Avec Xavier Darcos, ils avaient obtenu que les SES deviennent obligatoires en seconde au titre qu’aujourd’hui tous les lycéens doivent avoir une ouverture en économie et sciences sociales. Mais aujourd’hui en seconde, leur discipline devient carrément mineure : elle est réduite à une heure et demie par semaine et mise en concurrence avec une nouvelle matière : "Economie appliquée et gestion" (ou "Principes généraux d’économie et de gestion", on ne sait plus trop...).
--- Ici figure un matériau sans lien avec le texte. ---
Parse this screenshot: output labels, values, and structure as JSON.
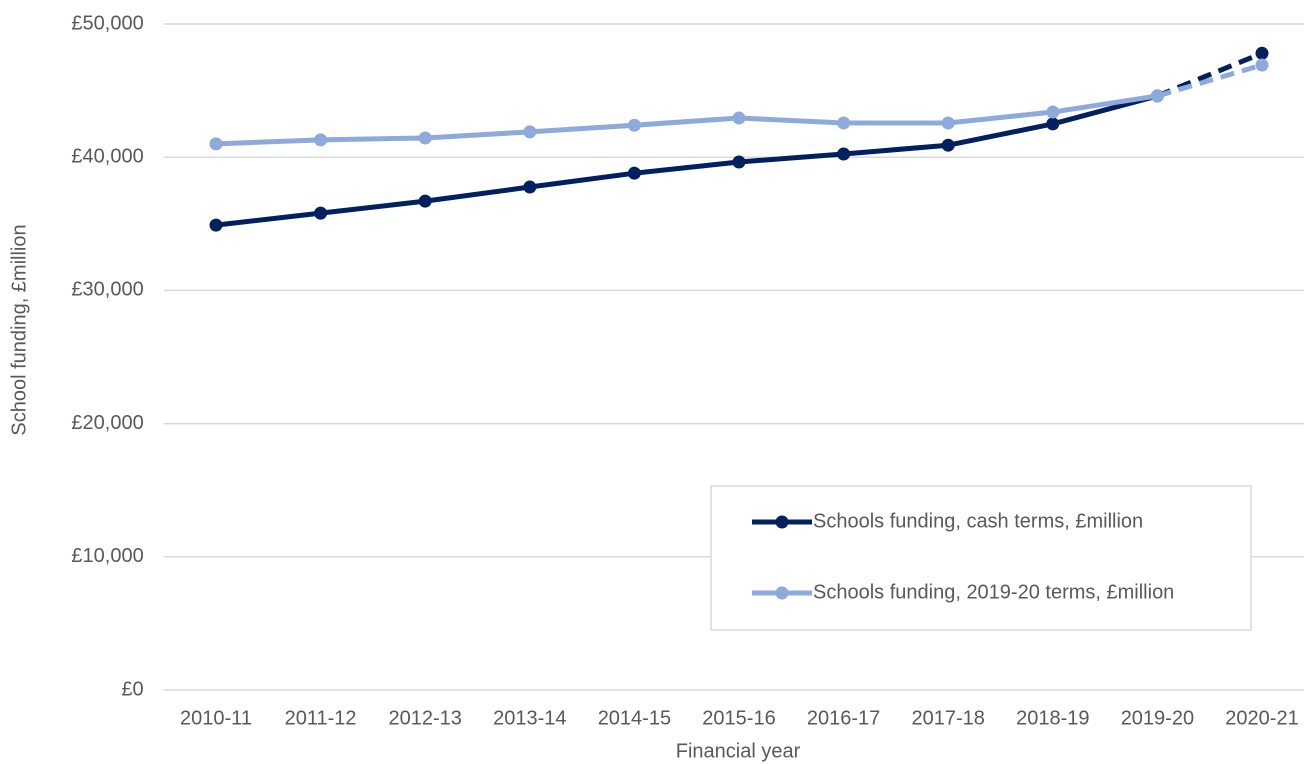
{
  "chart_data": {
    "type": "line",
    "x_label": "Financial year",
    "y_label": "School funding, £million",
    "categories": [
      "2010-11",
      "2011-12",
      "2012-13",
      "2013-14",
      "2014-15",
      "2015-16",
      "2016-17",
      "2017-18",
      "2018-19",
      "2019-20",
      "2020-21"
    ],
    "series": [
      {
        "name": "Schools funding, cash terms, £million",
        "color": "#002060",
        "values": [
          34900,
          35800,
          36700,
          37760,
          38800,
          39640,
          40240,
          40900,
          42500,
          44600,
          47800
        ]
      },
      {
        "name": "Schools funding, 2019-20 terms, £million",
        "color": "#8eaadc",
        "values": [
          41000,
          41300,
          41440,
          41900,
          42400,
          42940,
          42570,
          42570,
          43390,
          44600,
          46920
        ]
      }
    ],
    "dashed_last_segment": true,
    "ylim": [
      0,
      50000
    ],
    "yticks": [
      {
        "value": 0,
        "label": "£0"
      },
      {
        "value": 10000,
        "label": "£10,000"
      },
      {
        "value": 20000,
        "label": "£20,000"
      },
      {
        "value": 30000,
        "label": "£30,000"
      },
      {
        "value": 40000,
        "label": "£40,000"
      },
      {
        "value": 50000,
        "label": "£50,000"
      }
    ],
    "grid": true,
    "legend": "lower right"
  }
}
La première, l’association des professeurs de SES (APSES) s’est mobilisée et a appelé à manifester le 2 décembre. Elle estime que cette attaque est largement idéologique. Toute une partie de la droite trouve que les SES font la part trop belle aux questions sociales et à la sociologie, et qu’elles présentent une vision trop négative de l’entreprise.

Mais leur mobilisation porte moins que celle des historiens. La suppression des heures de SES n’a pas la même charge symbolique que celles des heures d’histoire, par ailleurs une passion pour bon nombre de Français.

3) Bien moins connue, la grogne de l’Union des professeurs de physique et de chimie (UDPPC) et de SVT.

Comme leurs collègues d’histoire et de SES, elle a lancé une pétition. Elle dénonce "la diminution de 144 heures des horaires de sciences sur l’ensemble du lycée". En première S notamment, les sciences physiques passent de 2 heures et demie à 1 heure par semaine. Et selon eux, cette perte de 33% n’est pas compensée en terminale, pourtant annoncée comme plus scientifique.

Plus discrets encore, les professeurs de SVT (Sciences et Vie de la Terre) ont fait leurs comptes. En seconde, les SVT passent de 2 heures à 1 heure et demie, et en première S, de 4 heures (2 de TP et 2 de cours) à 3 heures. "Enfin, écrit un enseignant révolté, en terminale S, le ratio 6 heurs de maths, 5 heures de physique-chimie et 3 heures 30 de SVT devient risible pour notre matière. SVT, Sciences ne Valant pas Tripette, ou Sciences Vraiment Tocardes ?", conclut-il avec humour.

4) Déception des professeurs de français

Sans être totalement exhaustif, il faut aussi citer la déception des professeurs de français. Richard Descoings, le patron de Sciences Po inspirateur de la réforme actuelle, puis Luc Chatel avaient annoncé une grande revalorisation de la série littéraire (L), toujours plus désertée. Elle ne passe pas par un renforcement des lettres. Et encore moins des maths, qui sont supprimés en première L.

En fait, cette revalorisation apparait limitée. Elle passe par un renforcement des langues vivantes -on introduit un cours de "Littérature étrangère dans la langue d’origine" - et une nouvelle matière "Droit et grands enjeux du monde contemporain", censée ouvrir davantage de débouchés aux littéraires.

Tout cela montre au moins une chose ; une grande réforme ne peut se résumer à du bricolage d’heures - je prends ici et je remets là - sur fond de suppressions drastiques de postes - encore 16000 en 2010.